Böhmermann Ich hätte sie bloß interviewt und einen Song mit ihr gesungen. Aber eventuell bezog sich die Absage nur auf die alte Sendung, nicht auf das Neo Magazin Royale. Es kann also sein, dass sie dem neuen Format zur Verfügung steht. Daumen drücken!

Wegen des shiny floors im neuen Studio, dem edelsten aller Fernsehstudioböden?

Böhmermann Rein optisch nähern wir uns der Helene-Fischer-Welt. Dieses Studio hat so etwas Abwaschbares und Hölzernes. Das wird Frau Fischer gefallen.

Sie haben sie die "singende Sagrotanflasche" genannt.

Böhmermann Das habe ich überspitzt gemeint. Ich meinte natürlich ein sehr wohlgeformtes, weiblich gerundetes Sagrotanfläschchen.

Haben Sagrotanflaschen nicht auch schon Taille?

Böhmermann So wie die Cola-Flaschen? Nein, die sind sehr gerade. Ich habe einen Artikel in der Welt am Sonntag gelesen, in der die Autorin das Phänomen Helene Fischer sehr gut beschrieben hat. Wenn immer sie auf der Bühne etwas Frivoles macht, wird dem etwas entgegenstellt, was das aufhebt. Bei Helene Fischer weiß man nie, ob man nun eine Erektion bekommen oder sich dafür schämen soll, dass man überhaupt an Sex denkt. Das ist ihr Erfolgsgeheimnis.
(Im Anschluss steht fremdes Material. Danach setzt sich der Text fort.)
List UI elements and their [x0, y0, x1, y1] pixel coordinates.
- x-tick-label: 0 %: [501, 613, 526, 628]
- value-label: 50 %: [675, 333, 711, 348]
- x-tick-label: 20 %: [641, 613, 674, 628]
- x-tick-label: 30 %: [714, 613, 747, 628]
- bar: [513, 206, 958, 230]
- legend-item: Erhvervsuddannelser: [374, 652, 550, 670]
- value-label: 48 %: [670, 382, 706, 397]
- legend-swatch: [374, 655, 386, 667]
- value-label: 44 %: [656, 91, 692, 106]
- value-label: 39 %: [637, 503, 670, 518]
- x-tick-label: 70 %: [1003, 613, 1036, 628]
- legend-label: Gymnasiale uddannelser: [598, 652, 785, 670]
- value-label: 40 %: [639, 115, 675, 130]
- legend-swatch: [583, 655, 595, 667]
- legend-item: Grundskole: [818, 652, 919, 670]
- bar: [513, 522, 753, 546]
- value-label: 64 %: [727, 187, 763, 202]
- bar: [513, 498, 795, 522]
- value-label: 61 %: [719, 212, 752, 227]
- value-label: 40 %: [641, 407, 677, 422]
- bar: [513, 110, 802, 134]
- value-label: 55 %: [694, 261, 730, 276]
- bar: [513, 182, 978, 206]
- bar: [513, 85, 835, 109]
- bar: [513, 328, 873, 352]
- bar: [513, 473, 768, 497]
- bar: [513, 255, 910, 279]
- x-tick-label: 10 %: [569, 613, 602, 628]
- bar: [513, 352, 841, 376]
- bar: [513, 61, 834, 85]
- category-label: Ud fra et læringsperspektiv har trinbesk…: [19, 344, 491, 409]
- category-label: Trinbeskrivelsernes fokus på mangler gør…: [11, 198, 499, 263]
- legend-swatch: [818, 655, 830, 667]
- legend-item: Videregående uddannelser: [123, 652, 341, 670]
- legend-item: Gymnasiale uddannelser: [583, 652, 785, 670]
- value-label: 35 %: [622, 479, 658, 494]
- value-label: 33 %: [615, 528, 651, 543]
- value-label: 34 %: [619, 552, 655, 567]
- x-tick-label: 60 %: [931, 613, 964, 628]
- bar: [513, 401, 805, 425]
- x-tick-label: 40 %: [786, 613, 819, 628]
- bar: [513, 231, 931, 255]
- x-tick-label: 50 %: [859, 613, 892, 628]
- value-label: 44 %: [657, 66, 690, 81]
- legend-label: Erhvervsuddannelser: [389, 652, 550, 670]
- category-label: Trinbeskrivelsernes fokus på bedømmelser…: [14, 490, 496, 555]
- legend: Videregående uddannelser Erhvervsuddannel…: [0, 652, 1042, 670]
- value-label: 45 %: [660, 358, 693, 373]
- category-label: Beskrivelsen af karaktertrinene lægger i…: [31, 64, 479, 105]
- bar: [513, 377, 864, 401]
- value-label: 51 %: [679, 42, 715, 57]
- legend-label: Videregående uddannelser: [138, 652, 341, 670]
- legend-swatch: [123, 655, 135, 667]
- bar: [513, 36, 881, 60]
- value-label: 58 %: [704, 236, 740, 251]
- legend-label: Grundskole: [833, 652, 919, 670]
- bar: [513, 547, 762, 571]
Für wen würden Sie sich ein Bein abhacken, damit er in Ihre Sendung kommt?

Böhmermann Haftbefehl oder Morrissey. Aber vermutlich ist letzterer zu exzentrisch. Da müssten wir wahrscheinlich das Studio umbauen und alle Fleischesser erschießen.

Würden Sie im Interview vor Ehrfurcht erstarren?

Böhmermann Ich würde mich gar nicht trauen, Morrissey zu interviewen, sondern ihn nur als Musikgast einladen. Im Gespräch wären meine ohnehin nicht so guten Englischkenntnisse zu sehr beeinträchtigt. Ich würde es verkacken. Also soll er einfach ein Lied spielen, und ich sabbere.

Der Spiegel begann sein Interview mit Ihnen kürzlich mit der Frage, ob Sie wirklich so ein Arschloch sind. Ich möchte das etwas netter formulieren. Wie egoistisch müssen Sie als öffentlicher Jan Böhmermann sein?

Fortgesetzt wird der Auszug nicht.